On days when Jen’s off at zumba or cardio kickboxing or one of the other healthy things she does to combat the fat heavy diet that I’m forcing on her, I’ll brew my own coffee. Here’s when things get embarrassing. I always approach our Vario with a degree of anxiety and dread. Not because of any fault in the grinder, more that because I don’t use it enough.
See when I’m making coffee at work, I’ll use the Guat in the QC lab next to my desk. I like that grinder, and I’m pretty sure it likes me. I know what settings I like for a chemex, or a v60, or a french press. I like the height of it, and how it sort of stares me in the face with its big approachable dial. It has so many great lines and angles – to the extent that I think it would fit in perfectly in a death star canteen. The buttons are satisfying, and I always enjoy pulling that thing you pull to loosen the grounds suspended by static against the interior. I’m conscious however that the lab is the right place for this grinder, and that even if I could I wouldn’t put one in my apartment. No the vario is a fine grinder, but because I don’t use it every day, and because I don’t make coffee at home often, it is the first point of call in whats often an anxious few minutes.
I spend the entire brewing cycle dwelling ( sorry ) about variables. I wonder how much coffee should I use to purge. I wonder did I store the coffee properly, will 2 days off roast have a big impact – should I let the grounds sit a little before brewing or should I brew with hotter water? I wonder should I boil the water in the kettle, and then decant into the buono, or maybe bring all the water to a boil on the hob, I wonder how much water temperature matters anyway – I’m pretty sure Jen fills a cold buono with water 10 seconds off the boil, but her brews are always solid. Shit, what does Jen do agitation wise – why didn’t I watch her stirring technique instead of adding more butter to the scrambled eggs. I used non filtered hot water from the tap to rinse the filters, will I notice that in the cup?

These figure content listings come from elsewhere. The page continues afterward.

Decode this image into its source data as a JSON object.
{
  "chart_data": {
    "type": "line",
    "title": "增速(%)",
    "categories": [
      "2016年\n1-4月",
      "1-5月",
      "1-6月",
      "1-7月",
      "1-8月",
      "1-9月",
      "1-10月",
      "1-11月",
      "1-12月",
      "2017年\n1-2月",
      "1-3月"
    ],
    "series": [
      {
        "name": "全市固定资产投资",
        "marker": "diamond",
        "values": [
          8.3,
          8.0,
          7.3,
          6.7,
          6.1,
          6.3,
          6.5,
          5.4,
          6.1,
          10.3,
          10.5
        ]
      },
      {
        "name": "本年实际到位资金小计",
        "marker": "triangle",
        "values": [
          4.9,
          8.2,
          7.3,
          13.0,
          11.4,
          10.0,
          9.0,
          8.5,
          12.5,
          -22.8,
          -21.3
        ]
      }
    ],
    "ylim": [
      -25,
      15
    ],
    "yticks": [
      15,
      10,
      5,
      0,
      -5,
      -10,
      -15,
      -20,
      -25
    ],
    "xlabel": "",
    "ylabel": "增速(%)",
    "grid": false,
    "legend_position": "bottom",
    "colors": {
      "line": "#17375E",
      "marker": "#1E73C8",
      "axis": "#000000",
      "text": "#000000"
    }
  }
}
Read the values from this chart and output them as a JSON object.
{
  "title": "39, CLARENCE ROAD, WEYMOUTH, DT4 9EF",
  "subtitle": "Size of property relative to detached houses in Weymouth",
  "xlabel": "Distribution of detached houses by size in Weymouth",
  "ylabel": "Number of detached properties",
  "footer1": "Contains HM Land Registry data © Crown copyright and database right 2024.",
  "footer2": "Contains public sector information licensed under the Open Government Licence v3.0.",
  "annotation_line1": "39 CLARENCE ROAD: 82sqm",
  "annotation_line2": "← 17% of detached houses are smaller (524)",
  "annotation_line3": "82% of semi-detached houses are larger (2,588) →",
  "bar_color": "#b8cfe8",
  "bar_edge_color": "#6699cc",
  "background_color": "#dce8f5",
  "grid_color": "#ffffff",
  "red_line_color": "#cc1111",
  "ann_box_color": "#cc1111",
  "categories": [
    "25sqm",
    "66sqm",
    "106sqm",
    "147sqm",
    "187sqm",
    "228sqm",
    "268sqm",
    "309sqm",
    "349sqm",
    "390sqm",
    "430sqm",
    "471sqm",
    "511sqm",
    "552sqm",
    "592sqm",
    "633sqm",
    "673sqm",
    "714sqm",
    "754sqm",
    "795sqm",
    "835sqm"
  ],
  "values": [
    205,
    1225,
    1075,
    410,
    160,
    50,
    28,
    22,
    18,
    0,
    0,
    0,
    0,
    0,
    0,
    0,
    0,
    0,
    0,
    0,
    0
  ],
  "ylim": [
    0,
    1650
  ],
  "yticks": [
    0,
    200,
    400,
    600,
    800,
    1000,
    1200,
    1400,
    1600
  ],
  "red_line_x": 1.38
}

How good should I feel about the chemex filters breaking up the longer chains of fat and does that mean I should add some heavy cream to these eggs?
7 out of 10 times, I fuck up the brew. Its nearly always over extracted – chewy and obnoxious. I taste it and I see a dark color – kinda like maroon. Whatever sweetness and acidity I pulled into the water has been sat on by a big fat bear of carbs and blah.
What does it mean when I can only brew well in one location? Thinking back – Jen normally makes the coffee while checking Facebook on her phone. She doesn’t fuss about it, and when I drink it I don’t think about it, and its lovely. I know if I worked on it, I could hone my brewing at home skills, and reduce the margin of error – but I’m not sure which is more disconcerting; that my skills don’t copy and paste from location to location, or that not thinking about all those skills and how they manifest in the cup I’m drinking might help it taste better.
Conclusion? Slow cooked eggs made with lots of butter go really well with coffee someone else made. Also – it started snowing in Chicago today.